Republican National Committee Chairman Reince Priebus endorsed the idea this week, and other Republican leaders support it, too, suggesting that the effort may be gaining momentum. There are other signs that Republican state legislators, governors and veteran political strategists are seriously considering making the shift as the GOP looks to rebound from presidential candidate Mitt Romney's Electoral College shellacking and the demographic changes that threaten the party's long-term political prospects.
"It's something that a lot of states that have been consistently blue that are fully controlled red ought to be looking at," Priebus told the Wisconsin Journal Sentinel, emphasizing that each state must decide for itself.
Democrats are outraged at the potential change.
Obama won the popular vote with 65.9 million votes, or 51.1 percent, to Romney's 60.9 million and won the Electoral College by a wide margin, 332-206 electoral votes. It's unclear whether he would have been re-elected under the new system, depending upon how many states adopted the change.
While some Republican officials warn of a political backlash, GOP lawmakers in Michigan, Wisconsin and Pennsylvania are already lining up behind proposals that would allocate electoral votes by congressional district or something similar.
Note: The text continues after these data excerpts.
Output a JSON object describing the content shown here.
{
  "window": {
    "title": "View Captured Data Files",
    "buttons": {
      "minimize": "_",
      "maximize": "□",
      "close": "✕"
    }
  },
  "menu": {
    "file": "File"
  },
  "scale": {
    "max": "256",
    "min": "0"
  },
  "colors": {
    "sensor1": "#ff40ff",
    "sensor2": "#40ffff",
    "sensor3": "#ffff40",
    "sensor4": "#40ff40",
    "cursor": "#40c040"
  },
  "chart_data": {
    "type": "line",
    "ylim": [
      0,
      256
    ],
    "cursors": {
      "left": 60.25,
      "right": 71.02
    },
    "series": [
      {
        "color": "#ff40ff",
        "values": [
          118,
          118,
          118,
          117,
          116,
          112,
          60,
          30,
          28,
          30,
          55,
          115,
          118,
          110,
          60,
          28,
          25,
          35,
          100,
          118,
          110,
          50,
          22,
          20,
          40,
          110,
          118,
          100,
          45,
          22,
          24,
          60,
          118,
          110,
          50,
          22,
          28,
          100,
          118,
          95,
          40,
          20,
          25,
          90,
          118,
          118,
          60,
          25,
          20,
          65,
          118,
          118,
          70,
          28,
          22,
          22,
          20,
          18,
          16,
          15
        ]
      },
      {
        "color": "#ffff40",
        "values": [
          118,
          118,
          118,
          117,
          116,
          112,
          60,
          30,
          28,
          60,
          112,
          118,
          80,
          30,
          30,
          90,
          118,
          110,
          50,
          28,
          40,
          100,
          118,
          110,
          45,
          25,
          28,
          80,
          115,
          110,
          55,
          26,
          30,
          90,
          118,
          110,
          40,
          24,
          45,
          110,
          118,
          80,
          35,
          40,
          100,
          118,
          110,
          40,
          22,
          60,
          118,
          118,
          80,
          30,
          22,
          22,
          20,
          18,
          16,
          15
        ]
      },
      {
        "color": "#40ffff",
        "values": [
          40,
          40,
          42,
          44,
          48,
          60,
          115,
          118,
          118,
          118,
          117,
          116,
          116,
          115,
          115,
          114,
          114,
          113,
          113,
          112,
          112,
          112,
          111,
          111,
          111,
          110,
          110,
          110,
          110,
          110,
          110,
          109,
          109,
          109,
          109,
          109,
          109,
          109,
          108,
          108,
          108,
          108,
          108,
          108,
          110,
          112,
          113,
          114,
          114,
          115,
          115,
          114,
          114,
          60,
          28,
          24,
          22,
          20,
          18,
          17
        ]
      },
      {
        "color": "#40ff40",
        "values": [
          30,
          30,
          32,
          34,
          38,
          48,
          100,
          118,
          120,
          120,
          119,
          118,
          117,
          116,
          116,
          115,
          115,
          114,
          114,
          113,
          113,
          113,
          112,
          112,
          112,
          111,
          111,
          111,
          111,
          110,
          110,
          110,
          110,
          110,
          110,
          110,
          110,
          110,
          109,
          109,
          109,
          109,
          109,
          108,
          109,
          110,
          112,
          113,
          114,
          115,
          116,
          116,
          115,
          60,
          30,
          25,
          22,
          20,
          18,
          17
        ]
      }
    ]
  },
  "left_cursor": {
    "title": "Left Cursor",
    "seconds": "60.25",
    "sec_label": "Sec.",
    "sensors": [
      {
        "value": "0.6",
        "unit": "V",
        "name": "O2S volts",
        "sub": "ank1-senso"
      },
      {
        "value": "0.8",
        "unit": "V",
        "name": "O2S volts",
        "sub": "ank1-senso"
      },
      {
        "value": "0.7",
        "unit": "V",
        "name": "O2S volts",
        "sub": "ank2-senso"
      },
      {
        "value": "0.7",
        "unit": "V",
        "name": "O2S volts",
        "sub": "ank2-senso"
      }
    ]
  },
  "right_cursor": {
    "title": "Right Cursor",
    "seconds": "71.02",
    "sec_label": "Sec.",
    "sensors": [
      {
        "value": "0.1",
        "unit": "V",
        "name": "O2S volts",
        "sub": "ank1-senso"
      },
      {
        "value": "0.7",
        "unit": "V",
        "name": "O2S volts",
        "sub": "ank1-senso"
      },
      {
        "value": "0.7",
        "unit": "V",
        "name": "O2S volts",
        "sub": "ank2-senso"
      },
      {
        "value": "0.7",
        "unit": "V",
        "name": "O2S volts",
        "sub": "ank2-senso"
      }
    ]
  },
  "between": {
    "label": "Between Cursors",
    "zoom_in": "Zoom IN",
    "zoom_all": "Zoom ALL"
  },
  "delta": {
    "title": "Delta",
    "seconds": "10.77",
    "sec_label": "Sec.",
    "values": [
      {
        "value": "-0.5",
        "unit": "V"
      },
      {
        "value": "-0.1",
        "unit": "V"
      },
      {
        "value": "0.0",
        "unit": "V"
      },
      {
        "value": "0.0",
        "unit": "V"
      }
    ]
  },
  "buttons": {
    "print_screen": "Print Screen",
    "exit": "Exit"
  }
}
Michigan Gov. Rick Snyder told The Associated Press on Tuesday that he "could go either way" on the change and doesn't plan to push it. But he said it's a reasonable issue to debate and that he prefers that leaders discuss it well before the next presidential election.
"It could be done in a thoughtful (way) over the next couple years and people can have a thoughtful discussion," Snyder said.
Republican leaders in the Michigan Statehouse have yet to decide whether to embrace the change there. But state Rep. Peter Lund, a Republican who introduced a bill to change the allocation system two years ago, said some Republicans might be more receptive to his bill this year following the election.
"We never really pushed it before," he said, adding that the bill wasn't designed to help one party more than the other.
Democrats aren't convinced. And they warned of political consequences for Republicans who back the shift — particularly those governors up for re-election in 2014, which include the governors of Michigan, Wisconsin and Pennsylvania, among others.
"This is nothing more than election-rigging," said Michigan Democratic Chairman Mark Brewer.
Each state has the authority to shape its own election law. And in at least seven states — Michigan, Ohio, Wisconsin, Pennsylvania, Virginia, Florida and North Carolina — Republicans control both chambers of the state legislature and the governor's office.
Already, Maine and Nebraska have moved away from a winner-take-all system to one that allocates electoral votes based on congressional district.
"This is a concept that's got a lot of possibility and a lot of potential," said Washington-based Republican strategist Phil Musser, acknowledging that the debate would "incite different levels of partisan acrimony." Musser also predicted that more pressing economic issues would likely take priority in most Republican-led statehouses.